Em alteração à Lei Maria da Penha (11.340/2006), o texto determina que juízes passem a impor obrigatoriamente o uso de tornozeleira eletrônica em situações consideradas de maior risco para a vítima. Atualmente, o monitoramento eletrônico já pode ser aplicado pela Justiça como medida cautelar prevista no Código de Processo Penal, mas é condicionado à avaliação individual do magistrado em cada caso.
O projeto muda essa lógica ao transformar a medida em obrigatória nos casos em que houver uso de arma de fogo, uso de arma branca ou agressões que resultem em lesão corporal grave ou gravíssima. Segundo a proposta, a fiscalização eletrônica funcionaria como barreira tecnológica para impedir aproximações indevidas e aumentar a efetividade das medidas protetivas.
Hoje, a Lei Maria da Penha permite ao juiz aplicar medidas como afastamento do lar, proibição de aproximação da vítima, proibição de contato, suspensão do porte de arma, prisão preventiva e monitoramento eletrônico.
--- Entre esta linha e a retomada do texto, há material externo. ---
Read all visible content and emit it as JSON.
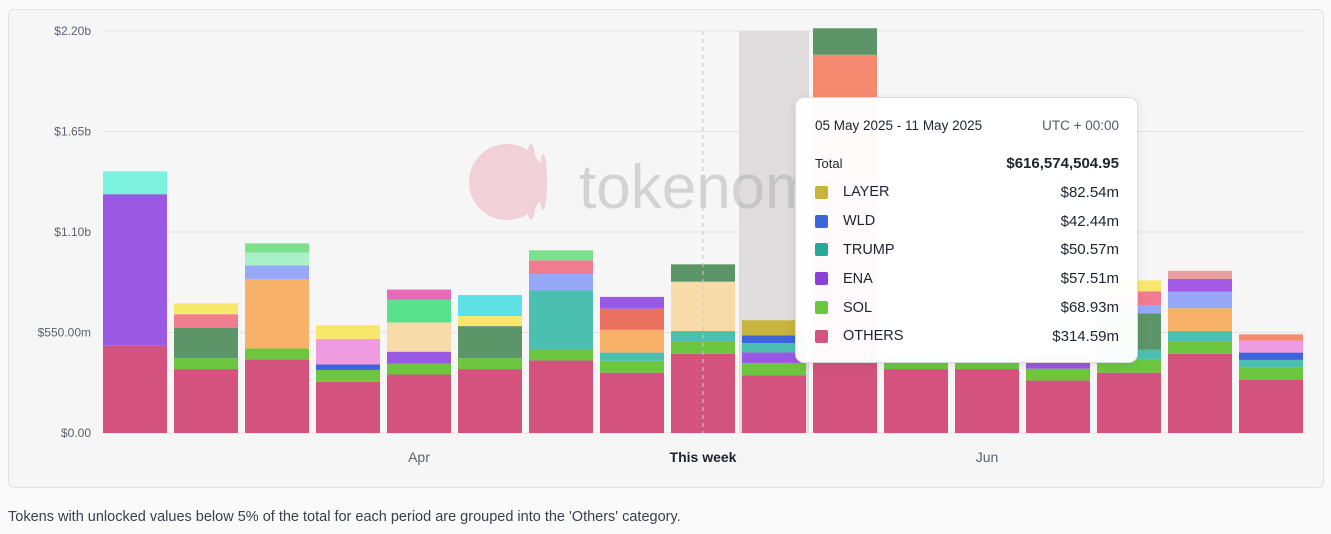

No entanto, a imposição da tornozeleira eletrônica não é obrigatória nem automática.
Luizianne Lins argumentou que o uso frequente de facas, facões e objetos domésticos em crimes de violência doméstica demonstra alto grau de periculosidade e escalada da agressão.
O projeto também mencionou um caso ocorrido em Quixeramobim (CE), envolvendo amputação de membro da vítima durante agressão doméstica. Segundo a deputada, episódios de mutilação e violência extrema evidenciam a necessidade de fortalecimento das medidas protetivas e maior uso de tecnologia de monitoramento.
"Em cenários de violência extrema, como o uso de facões, a periculosidade do agressor é imediata. A obrigatoriedade da tornozeleira eletrônica retira da vítima o ônus de vigiar o agressor e transfere ao Estado a fiscalização em tempo real."
Na Câmara, a proposta aguarda distribuição para comissões temáticas antes de ser votada em Plenário.